El Tribunal Supremo impuso una sanción de diez días de pérdida de haberes y suspensión de funciones a un guardia civil por insultar a su superior jerárquico durante un altercado ocurrido fuera de servicio en un pub en La Línea de la Concepción.
El Tribunal Supremo ha impuesto una sanción grave de diez días de pérdida de haberes y suspensión de funciones a un guardia civil por insultar a su superior jerárquico durante una pelea ocurrida fuera de servicio en un pub en La Línea de la Concepción (Cádiz).
Según el relato de la sentencia, el altercado ocurrió en la madrugada del 24 de abril de 2022, sobre las 4:00 de la mañana, cuando el subteniente y el sargento primero conversaban fuera del local, junto a una agente de la policía local y otra guardia civil.
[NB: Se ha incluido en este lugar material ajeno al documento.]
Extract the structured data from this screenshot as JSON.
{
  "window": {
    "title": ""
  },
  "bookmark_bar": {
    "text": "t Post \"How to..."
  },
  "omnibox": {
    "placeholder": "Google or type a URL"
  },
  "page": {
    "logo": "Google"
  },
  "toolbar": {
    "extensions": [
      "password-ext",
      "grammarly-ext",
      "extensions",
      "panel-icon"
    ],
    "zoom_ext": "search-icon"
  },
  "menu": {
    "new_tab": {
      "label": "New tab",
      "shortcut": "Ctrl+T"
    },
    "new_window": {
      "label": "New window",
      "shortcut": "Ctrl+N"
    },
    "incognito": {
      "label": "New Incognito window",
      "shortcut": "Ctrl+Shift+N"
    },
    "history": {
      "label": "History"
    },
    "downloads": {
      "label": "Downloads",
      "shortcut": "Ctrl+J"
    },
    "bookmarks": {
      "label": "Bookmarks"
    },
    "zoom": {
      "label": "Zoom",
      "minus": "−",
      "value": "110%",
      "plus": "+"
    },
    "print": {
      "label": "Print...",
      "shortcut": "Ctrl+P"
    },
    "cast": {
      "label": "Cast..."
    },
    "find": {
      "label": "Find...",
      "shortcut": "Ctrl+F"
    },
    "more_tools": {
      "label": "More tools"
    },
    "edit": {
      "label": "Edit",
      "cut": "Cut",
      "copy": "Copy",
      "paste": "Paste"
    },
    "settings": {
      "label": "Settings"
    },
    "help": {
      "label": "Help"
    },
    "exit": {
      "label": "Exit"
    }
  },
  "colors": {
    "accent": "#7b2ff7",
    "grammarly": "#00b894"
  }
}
En un momento de la conversación, otros dos guardias civiles, ambos fuera de servicio, salieron del local y se acercaron a la conversación.
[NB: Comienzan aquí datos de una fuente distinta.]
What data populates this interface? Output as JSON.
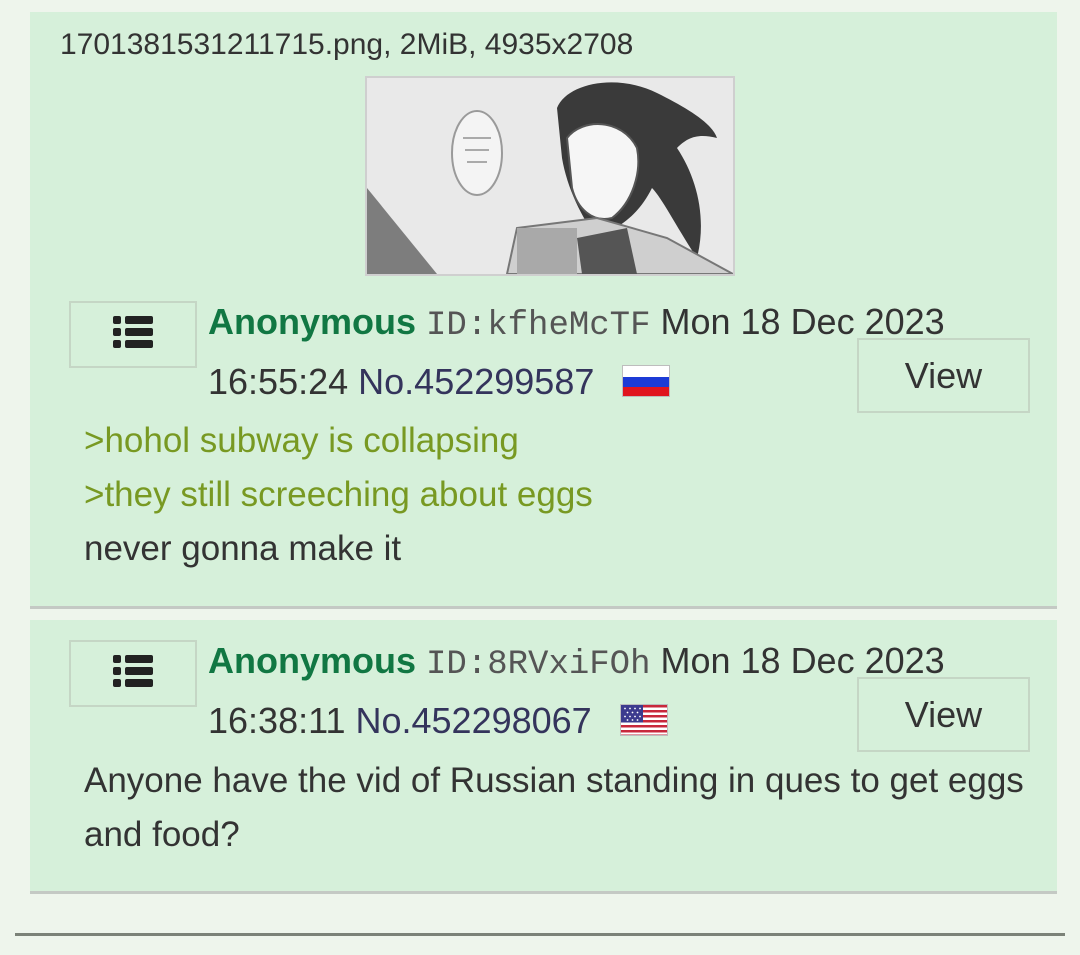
{
  "posts": [
    {
      "file": {
        "info": "1701381531211715.png, 2MiB, 4935x2708"
      },
      "name": "Anonymous",
      "id": "ID:kfheMcTF",
      "datetime": "Mon 18 Dec 2023 16:55:24",
      "number": "No.452299587",
      "flag_icon": "russia-flag-icon",
      "view_label": "View",
      "menu_icon": "list-menu-icon",
      "comment_lines": [
        ">hohol subway is collapsing",
        ">they still screeching about eggs",
        "never gonna make it"
      ]
    },
    {
      "name": "Anonymous",
      "id": "ID:8RVxiFOh",
      "datetime": "Mon 18 Dec 2023 16:38:11",
      "number": "No.452298067",
      "flag_icon": "usa-flag-icon",
      "view_label": "View",
      "menu_icon": "list-menu-icon",
      "comment": "Anyone have the vid of Russian standing in ques to get eggs and food?"
    }
  ],
  "colors": {
    "post_background": "#d6f0da",
    "page_background": "#eef5ec",
    "name": "#117743",
    "greentext": "#789922",
    "post_number": "#34345c"
  }
}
El subteniente le preguntó a su compañero acerca de la pertenencia de aquellos agentes que se aproximaban. Al escuchar uno de ellos aquella frase, se inició una discusión entre ambos en la que el agente de la Benemérita le recriminó que no le tenía que identificar como Guardia Civil en vía pública.
El subteniente trató de quitarle importancia al hecho y se identificó verbalmente con su cargo, comunicándole también que las otras dos mujeres que le acompañaban eran compañeras, a lo que el guardia civil le contestó con frases como “¿Tú, subteniente? Me vas a comer los huevos”. Tras ellos, tanto el subteniente como sus compañeros abandonaron el lugar para denunciarlo ante el Instituto Armado.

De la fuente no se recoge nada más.